About conventions in JPL

Fixme (nikitin)

Coding Style

Coding style, formatter and code templates.

Writing clean code helps other developers read, understand, and maintain the code you write. However, not everyone agrees on the definitions of pretty, nice, or clean. Different developers possess different styles and aesthetic sensibilities (reference).

Eclipse Style

  • A new 'JPLStyleProfile.xml' has been created and stored in JPLlib/lib that we will need to discuss format and at the end apply everywhere in the project
  • A new 'JPLCodeTemplates.xml'
  • A new 'JPLFormatterProfile.xml'
  • Share profiles for importation in JPLLib/profile project
  • DO NOT FORGET TO CONFIGURE ECLIPSE EDITOR (prop->Java Code ->Style->Clean up Code Template and Formatter) + prop->Java Editor ->Save Actions to define previously set prefs to couple with saving file

To apply an external profile from an XML file to your project, you must import it first. Click Import in the main cleanup preferences, select the file, and click OK.

Naming Conventions

We try in the jpl to call methods in a consistency way:

Creating instances:

  • with dedicated Builders when many optional parameters implement the build() method.
  • with Static Factory methods, when we want to control instanciation with getInstance() else newInstance()
  • with classic constructors (rarely)

In general, we try to follow the naming conventions given by java. The most proper way to do that is to implement interfaces proposed in the core java, propagating the contracts and propagating naming conventions.

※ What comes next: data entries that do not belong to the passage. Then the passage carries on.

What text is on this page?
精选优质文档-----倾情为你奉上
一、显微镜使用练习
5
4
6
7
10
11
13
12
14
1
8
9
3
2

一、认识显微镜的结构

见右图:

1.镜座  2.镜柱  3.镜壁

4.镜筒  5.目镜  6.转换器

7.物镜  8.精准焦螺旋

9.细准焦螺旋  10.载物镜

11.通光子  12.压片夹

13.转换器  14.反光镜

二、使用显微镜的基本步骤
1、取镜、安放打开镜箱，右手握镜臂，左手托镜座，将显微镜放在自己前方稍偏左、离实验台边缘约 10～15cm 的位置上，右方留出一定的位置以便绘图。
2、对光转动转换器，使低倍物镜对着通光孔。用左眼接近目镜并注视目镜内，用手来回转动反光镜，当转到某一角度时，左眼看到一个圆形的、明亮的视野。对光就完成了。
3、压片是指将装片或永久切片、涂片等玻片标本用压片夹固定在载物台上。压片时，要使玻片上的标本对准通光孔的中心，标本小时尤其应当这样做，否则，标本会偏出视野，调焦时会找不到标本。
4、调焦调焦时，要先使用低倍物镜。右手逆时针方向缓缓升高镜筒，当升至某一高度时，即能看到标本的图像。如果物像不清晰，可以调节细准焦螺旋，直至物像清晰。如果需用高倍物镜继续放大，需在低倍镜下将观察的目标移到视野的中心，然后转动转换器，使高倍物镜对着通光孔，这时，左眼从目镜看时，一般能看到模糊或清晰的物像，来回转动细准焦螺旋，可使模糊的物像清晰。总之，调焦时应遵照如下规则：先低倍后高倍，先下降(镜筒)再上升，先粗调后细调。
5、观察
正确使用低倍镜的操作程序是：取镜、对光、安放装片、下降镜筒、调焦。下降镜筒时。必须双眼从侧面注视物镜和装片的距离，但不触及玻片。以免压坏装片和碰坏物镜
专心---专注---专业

If it is not possible we try to fit the naming convention of an approching concept.

For example, every interval met in jpl follows the same rules defined in core java. The start index is inclusive and the end index is exclusive ([begin, end[).

As another example, Sequence<T> is a generalisation of CharSequence and as such methods names are pretty close.

	public interface CharSequence {
	  char charAt(int index);
	  CharSequence subSequence(int start, int end);
	  int length();

	public interface Sequence<T> {
 	  T valueAt(int index);  
	  Sequence<T> subSequence(int start, int end);
	  int length();
Each time a concept is develop in a method via the naming mechanism, it has to be propagated everywhere the same concept appears.
	In older version of jpl, in peaklist object, we had a method named
	getPeakNumber(), and even getNumberOfPeak()
	else where in a closed object that returned the number of peaks in 
	the object. As peaklist are basically list of peaks it is more 
	consistent to name them size() (ref).